C’est que tout aussitôt que nous avons eu ces nouvelles, par votre lettre, mon mari, avec la permission de notre père, a bien vite été les porter à la chère dame Parangon; car il était dit, entre cette bonne dame et nous, que le premier qui aurait des nouvelles, les ferait savoir à l’autre. Si bien que mon mari y a été. Et en entrant, il l’a trouvée avec une petite fille jolie comme la mère, à laquelle elle montrait à lire.

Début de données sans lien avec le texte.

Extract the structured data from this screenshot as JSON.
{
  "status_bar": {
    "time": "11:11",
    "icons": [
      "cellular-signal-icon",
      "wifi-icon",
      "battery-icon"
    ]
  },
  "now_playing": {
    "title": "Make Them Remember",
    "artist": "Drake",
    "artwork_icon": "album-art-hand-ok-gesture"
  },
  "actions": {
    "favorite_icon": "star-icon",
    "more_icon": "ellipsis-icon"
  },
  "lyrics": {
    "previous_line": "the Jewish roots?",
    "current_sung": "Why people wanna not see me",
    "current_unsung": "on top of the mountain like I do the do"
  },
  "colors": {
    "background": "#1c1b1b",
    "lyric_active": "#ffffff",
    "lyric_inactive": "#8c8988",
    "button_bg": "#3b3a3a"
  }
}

Et en voyant mon mari, elle a dit à l’enfant: «Allez embrasser cet honnête et digne homme, car vous l’aimerez bien un jour.» Et la jolie enfant est venue embrasser et faire ses petites caresses à mon pauvre homme, avant qu’il ouvrît la bouche. Puis il a dit: «Madame, il y a des nouvelles. – Il y a des nouvelles! ô bon Pierre! – Mais je ne sais, madame, vu votre bonne et belle âme à notre égard, si je vous les dois montrer? – Montrez, montrez, mon cher Pierre!… Et de qui sont-elles? – De tous deux, madame. – De tous deux!…» Et la bonne dame, demi renversée sur sa chaise, et les yeux fermés, a semblé se trouver mal; elle a pourtant dit: «Ils vivent? – Ils vivent, chère madame. – Ce mot me rassure: donnez, je vous en prie?» Et il lui a donné votre lettre. Et elle l’a lue, mais par pauses, fondante en larmes, et n’y pouvant quasi voir. Et quand elle a eu lu Edmond me vient voir quelquefois, elle s’est écriée: «Ô! les cruels! ils m’ont oubliée! tous deux! tous deux!… Mais cette infortunée Ursule!… Mon cher Pierre! il ne faut pas montrer cet objet de douleur à vos pauvres père et mère: c’est moi qui l’irai chercher. Je sais donc où elle est enfin!… Allons, dînons, et je vais tout préparer pour mon départ.» Et c’est elle, très chère sœur, qui vous remettra cette lettre; car mon mari retourne aujourd’hui lui porter le plein pouvoir de nos père et mère.

Je suis, etc.

FANCHON BERTHIER, femme PIERRE R**.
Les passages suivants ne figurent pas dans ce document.